Hudson described this species as follows:

The expansion of the wings is slightly under 1/2 inch. The fore-wings are elongate-oblong with the costa slightly arched and the tornus rounded; very deep purplish-black with coppery reflections; there are two indistinct darker transverse bands; a coppery crescentic mark near the apex, enclosing a paler, black-centred, eye-like spot which occupies the whole of the apical lappet; the entire wing is also irregularly strewn with bluish-white scales. The hind-wings are warm. brown, thickly speckled with black and with a black spot on the pointed apex. In the female the general colour of the fore-wings is considerably paler and browner; there is a very conspicuous ochreous-whitish patch on the costa beyond the middle and a smaller patch of the same
colour near the dorsum at about 1/4.

==Distribution==
This species is endemic to New Zealand.

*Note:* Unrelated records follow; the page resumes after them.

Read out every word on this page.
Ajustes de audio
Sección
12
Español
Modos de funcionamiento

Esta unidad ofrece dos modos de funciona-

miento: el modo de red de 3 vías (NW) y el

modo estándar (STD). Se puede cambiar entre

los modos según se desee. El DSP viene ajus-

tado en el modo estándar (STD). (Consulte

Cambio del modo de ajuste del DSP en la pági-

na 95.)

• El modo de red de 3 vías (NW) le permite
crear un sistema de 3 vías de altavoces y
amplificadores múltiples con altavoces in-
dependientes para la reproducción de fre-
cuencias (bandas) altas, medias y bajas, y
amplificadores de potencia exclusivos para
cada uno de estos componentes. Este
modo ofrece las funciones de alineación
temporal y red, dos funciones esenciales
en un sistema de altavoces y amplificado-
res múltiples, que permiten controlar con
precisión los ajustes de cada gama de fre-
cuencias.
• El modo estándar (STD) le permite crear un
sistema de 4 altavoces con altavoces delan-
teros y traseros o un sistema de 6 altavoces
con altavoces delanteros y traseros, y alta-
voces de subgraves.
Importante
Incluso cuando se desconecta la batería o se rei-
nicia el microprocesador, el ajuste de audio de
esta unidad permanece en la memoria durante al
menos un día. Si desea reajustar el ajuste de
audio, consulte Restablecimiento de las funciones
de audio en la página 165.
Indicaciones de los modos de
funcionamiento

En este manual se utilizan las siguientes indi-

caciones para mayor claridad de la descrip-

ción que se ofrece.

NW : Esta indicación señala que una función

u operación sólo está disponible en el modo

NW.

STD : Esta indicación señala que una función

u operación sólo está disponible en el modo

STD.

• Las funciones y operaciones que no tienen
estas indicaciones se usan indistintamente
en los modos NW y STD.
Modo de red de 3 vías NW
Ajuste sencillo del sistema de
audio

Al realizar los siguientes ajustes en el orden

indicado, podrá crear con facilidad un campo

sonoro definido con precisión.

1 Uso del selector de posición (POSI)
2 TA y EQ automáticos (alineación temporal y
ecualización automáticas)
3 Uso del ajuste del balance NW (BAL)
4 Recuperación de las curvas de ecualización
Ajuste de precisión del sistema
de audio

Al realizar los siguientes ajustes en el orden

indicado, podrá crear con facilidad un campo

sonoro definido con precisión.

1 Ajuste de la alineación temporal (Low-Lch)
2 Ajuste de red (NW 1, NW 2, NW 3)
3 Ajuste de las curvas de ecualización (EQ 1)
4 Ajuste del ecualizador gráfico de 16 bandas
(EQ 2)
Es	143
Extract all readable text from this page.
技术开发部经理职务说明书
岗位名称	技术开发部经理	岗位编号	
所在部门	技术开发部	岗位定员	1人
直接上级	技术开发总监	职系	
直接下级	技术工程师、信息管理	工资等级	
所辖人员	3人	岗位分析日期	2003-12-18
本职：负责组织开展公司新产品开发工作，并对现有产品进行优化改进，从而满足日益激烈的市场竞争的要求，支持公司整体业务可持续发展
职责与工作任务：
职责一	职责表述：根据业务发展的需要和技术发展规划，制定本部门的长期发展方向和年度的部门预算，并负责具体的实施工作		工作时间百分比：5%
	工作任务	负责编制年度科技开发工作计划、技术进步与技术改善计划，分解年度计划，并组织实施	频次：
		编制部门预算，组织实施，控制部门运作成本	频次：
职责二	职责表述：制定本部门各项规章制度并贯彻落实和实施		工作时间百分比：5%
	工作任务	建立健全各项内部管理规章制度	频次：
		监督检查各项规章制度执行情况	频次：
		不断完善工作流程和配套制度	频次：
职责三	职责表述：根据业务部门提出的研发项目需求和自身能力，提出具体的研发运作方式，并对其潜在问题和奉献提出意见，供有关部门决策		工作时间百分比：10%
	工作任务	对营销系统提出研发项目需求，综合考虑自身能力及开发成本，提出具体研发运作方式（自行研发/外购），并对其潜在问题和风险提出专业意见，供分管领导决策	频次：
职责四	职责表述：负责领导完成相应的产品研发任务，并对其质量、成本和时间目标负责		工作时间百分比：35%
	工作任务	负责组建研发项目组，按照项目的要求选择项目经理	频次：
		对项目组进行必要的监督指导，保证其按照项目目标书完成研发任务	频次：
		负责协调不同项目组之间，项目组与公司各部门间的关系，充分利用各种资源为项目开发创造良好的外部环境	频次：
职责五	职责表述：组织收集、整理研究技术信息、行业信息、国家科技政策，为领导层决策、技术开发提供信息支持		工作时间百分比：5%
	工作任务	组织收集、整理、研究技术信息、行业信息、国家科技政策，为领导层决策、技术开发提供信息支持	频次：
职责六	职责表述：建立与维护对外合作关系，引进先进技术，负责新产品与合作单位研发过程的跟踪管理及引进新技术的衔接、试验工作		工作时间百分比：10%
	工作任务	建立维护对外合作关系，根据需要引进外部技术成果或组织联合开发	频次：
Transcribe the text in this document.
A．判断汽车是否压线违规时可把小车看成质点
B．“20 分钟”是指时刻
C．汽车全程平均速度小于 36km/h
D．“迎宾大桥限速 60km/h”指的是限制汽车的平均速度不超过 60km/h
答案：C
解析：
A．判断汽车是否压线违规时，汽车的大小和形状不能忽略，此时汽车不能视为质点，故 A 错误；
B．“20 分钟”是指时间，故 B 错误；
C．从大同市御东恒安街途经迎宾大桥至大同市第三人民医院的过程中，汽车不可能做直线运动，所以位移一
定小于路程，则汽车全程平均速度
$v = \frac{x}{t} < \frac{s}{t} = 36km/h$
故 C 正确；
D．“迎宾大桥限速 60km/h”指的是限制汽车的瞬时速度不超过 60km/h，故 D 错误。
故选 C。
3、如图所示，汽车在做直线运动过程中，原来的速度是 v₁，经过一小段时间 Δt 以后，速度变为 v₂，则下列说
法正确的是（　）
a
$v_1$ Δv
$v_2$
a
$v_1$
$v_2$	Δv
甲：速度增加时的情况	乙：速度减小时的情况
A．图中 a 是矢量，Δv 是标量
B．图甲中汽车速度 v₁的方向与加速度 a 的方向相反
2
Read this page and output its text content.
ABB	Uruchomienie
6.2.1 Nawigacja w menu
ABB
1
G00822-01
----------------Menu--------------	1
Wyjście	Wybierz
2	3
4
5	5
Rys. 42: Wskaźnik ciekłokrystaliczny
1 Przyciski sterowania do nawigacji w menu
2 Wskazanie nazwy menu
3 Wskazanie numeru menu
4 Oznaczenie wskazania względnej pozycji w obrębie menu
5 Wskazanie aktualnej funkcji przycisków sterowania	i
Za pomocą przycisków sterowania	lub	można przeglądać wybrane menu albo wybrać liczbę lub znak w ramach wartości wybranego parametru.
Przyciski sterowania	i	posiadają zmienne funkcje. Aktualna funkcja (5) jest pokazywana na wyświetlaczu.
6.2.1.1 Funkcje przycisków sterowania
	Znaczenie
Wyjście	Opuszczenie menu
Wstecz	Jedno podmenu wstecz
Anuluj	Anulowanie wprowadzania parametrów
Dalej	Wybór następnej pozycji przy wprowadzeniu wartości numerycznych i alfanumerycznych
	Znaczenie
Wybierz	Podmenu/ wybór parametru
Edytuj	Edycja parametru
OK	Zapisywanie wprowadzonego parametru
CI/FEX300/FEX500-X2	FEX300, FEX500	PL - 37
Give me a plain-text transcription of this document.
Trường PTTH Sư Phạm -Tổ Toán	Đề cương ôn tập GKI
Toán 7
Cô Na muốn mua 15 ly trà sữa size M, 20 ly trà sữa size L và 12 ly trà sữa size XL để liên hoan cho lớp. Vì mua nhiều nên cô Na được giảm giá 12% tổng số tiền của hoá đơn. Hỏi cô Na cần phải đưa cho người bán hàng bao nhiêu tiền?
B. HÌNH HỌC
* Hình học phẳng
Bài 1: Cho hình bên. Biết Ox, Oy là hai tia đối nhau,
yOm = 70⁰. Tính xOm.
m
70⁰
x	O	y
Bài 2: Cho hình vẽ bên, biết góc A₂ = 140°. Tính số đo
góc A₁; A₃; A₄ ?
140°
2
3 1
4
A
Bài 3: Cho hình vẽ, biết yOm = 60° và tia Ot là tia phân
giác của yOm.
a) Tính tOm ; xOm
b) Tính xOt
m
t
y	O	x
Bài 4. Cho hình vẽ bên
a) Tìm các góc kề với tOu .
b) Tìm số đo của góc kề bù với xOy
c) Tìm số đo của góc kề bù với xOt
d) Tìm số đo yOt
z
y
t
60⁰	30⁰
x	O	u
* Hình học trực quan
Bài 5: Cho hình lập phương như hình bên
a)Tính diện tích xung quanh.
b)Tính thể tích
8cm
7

This species has been observed in the North and South Islands.

== Habitat and hosts ==
This species frequents scrub. Larvae of species in the genus Erechthias feed on dead plant debris or the tough leaves of plants such as palms.

==Behaviour==
E. externella is a sun-lover, and appears in early New Zealand spring, flying actively in the afternoon. At such times the movements of the adults are extremely hard to follow. The perfect insect appears in October. This species is also attracted to blacklight.